The losses in electrical power systems are a great problem. Multiple methods have been utilized to decrease power losses in transmission lines. The proper adjusting of reactive power resources is one way to minimize the losses in any power system. Reactive Power Optimization (RPO) problem is a nonlinear and complex optimization problem and contains equality and inequality constraints. The RPO is highly essential in the operation and control of power systems. Therefore, the study concentrates on the Optimal Load Flow calculation in solving RPO problems. The Simple Particle Swarm Optimization (PSO) often falls into the local optima solution.

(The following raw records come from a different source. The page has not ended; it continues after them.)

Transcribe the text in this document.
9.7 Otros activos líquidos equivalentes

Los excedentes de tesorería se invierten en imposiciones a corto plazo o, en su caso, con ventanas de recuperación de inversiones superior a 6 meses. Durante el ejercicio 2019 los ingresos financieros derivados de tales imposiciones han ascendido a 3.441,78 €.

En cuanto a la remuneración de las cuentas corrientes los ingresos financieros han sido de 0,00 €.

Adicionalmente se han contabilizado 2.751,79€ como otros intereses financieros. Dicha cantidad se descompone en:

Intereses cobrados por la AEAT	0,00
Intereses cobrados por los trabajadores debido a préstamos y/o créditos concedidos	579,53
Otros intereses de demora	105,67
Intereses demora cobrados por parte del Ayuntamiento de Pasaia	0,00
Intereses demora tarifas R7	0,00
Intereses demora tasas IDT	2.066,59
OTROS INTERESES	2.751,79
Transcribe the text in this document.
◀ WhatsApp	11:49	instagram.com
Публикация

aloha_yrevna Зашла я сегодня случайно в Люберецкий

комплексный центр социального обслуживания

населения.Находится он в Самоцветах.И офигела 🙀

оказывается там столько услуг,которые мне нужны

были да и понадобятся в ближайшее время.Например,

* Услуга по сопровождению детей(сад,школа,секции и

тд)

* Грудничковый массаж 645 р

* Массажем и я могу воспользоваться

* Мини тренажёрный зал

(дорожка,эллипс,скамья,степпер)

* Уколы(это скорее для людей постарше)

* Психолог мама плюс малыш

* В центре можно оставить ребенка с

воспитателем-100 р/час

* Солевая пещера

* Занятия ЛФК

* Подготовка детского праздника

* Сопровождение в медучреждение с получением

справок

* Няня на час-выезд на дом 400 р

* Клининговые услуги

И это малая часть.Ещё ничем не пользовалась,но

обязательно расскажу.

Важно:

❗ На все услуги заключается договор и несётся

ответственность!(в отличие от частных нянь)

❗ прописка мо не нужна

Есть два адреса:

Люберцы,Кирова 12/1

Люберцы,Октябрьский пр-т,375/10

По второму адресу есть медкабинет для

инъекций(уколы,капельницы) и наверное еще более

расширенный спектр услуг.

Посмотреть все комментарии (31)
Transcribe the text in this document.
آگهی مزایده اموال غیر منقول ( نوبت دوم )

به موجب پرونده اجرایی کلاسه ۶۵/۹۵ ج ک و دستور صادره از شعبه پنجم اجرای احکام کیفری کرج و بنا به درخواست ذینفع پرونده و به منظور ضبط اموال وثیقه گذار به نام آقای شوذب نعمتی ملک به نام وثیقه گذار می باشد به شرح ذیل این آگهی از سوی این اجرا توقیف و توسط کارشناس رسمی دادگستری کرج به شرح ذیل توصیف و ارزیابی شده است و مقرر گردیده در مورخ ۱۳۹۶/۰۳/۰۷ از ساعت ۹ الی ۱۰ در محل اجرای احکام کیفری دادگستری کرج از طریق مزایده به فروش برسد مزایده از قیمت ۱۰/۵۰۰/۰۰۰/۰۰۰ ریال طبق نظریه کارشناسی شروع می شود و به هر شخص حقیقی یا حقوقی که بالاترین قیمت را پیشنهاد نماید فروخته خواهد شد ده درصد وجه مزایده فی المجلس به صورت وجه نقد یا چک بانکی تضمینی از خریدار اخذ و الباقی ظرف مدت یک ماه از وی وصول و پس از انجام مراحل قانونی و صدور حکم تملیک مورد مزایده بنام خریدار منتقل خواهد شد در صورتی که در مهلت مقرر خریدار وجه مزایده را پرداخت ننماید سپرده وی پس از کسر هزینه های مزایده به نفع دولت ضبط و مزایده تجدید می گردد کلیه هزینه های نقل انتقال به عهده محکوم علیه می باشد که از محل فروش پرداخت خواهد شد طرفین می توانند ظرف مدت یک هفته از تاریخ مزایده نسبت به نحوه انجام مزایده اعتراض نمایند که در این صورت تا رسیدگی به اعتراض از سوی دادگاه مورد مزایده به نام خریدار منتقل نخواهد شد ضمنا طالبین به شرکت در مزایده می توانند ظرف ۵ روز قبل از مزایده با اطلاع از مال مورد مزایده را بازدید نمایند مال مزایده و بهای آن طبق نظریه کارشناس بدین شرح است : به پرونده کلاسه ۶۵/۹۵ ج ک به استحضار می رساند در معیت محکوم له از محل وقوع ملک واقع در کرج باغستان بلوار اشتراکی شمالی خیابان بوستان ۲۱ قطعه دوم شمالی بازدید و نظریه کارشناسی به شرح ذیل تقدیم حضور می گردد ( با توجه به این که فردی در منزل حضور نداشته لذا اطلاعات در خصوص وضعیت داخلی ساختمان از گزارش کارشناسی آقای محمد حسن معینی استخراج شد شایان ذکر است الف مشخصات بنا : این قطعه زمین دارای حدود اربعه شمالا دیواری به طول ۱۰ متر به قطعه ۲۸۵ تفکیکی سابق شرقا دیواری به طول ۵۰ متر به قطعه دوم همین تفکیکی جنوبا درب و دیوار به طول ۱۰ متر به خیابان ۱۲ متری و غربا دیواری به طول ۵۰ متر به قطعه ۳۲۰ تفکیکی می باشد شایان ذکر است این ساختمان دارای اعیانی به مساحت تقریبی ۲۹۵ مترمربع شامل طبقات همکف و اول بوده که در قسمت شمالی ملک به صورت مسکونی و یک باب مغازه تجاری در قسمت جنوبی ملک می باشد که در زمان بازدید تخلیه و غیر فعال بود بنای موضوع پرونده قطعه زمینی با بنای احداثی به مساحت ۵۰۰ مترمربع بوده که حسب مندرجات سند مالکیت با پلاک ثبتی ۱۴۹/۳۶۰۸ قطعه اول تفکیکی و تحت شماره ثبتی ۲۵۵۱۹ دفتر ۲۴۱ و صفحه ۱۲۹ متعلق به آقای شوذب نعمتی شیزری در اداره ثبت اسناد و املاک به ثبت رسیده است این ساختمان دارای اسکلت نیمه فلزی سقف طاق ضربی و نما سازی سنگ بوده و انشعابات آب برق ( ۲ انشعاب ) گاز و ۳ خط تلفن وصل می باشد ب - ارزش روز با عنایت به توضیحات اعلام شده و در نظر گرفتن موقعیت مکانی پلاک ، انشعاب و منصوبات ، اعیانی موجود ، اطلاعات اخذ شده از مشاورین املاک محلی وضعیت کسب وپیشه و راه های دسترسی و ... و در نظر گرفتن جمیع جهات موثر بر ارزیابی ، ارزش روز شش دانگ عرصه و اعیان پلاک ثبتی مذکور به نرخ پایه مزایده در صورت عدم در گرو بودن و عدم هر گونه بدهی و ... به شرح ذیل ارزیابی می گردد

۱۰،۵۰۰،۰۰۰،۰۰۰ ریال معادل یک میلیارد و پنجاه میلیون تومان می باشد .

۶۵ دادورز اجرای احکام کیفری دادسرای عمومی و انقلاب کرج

To prevent this limitation and speed up the convergence for the Simple PSO algorithm, this study employed an improved hybrid algorithm based on Chaotic theory with PSO, called Chaotic PSO (CPSO) algorithm. Undeniably, this merging of chaotic theory in PSO algorithm can be an efficient method to slip very easily from local optima compared to Simple PSO algorithm due to remarkable behavior and high ability of the chaos. In this study, the CPSO algorithm was utilized as an optimization tool for solving the RPO problem; the main objective in this study is to decrease the power loss and enhance the voltage profile in the power system. The presented algorithm was tested on IEEE Node-14 system. The simulation implications for this system reveal that the CPSO algorithm provides the best results. It had a high ability to minimize transmission line losses and improve the system's voltage profile compared to the Simple PSO and other approaches in the literature.